Cartes tirées de Emmanuel Todd et Hervé Le Bras, « Le mystère français », Seuil, 2011

Sur le terrain, les militants sont optimistes.

Alexandre Payen, 20 ans, est responsable de Génération Zemmour en Ille-et-Vilaine. A Rennes, il a participé au tout premier collage d’affiches, début septembre. Ils étaient sept participants lors de la première opération. Un autre militant me raconte : « Au premier collage, nous avons été interpellés par des étudiants attablés dans un bar à proximité. L’échange était resté courtois.
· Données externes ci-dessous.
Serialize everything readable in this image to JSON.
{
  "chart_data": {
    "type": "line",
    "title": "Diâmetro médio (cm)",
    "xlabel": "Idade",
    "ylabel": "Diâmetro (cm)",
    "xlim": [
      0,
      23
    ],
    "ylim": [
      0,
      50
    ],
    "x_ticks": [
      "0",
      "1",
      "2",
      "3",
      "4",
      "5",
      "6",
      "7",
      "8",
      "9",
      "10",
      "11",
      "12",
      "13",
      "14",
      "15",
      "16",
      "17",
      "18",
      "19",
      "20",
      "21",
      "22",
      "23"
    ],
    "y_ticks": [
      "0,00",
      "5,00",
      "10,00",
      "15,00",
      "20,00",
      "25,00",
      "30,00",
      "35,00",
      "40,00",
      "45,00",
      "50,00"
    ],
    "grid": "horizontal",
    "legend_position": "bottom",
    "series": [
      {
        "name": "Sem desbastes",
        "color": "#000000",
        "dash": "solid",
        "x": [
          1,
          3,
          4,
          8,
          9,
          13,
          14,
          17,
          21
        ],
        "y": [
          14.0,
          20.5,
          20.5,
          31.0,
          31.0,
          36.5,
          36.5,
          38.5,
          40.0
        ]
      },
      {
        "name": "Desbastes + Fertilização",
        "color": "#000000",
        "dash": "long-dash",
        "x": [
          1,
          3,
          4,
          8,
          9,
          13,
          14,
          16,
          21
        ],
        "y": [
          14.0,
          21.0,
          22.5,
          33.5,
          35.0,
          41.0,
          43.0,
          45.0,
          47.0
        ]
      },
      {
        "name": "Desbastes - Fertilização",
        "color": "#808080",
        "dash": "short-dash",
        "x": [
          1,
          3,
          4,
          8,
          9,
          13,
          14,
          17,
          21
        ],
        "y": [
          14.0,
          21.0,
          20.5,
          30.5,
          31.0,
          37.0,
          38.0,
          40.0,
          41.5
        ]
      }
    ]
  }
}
A ce moment-là, la candidature de Zemmour paraissait aux gens peu politisés totalement invraisemblable ». Au fil des mois, alors que les nuits rennaises se faisaient de plus en plus froides et que l’espérance de vie d’une affiche d’Éric Zemmour dans le centre-ville est comprise entre trente minutes et trois heures, les rangs se gonflent et ne se découragent pas. Aujourd’hui, près de 200 militants participent aux opérations sur tout le département, alors que me signale Alexandre Payen, LR et RN semblent incapables de mobiliser les leurs. Les profils ? Des jeunes gens aux idées de droite bien arrêtées, qui n’avaient pour la plupart jamais franchi le pas du militantisme, n’ayant trouvé aucune personnalité répondant tout à fait à leurs attentes.

Les deux pieds dans la gadoue, ils ont sacrifié pour certains d’entre eux leurs paires de richelieus.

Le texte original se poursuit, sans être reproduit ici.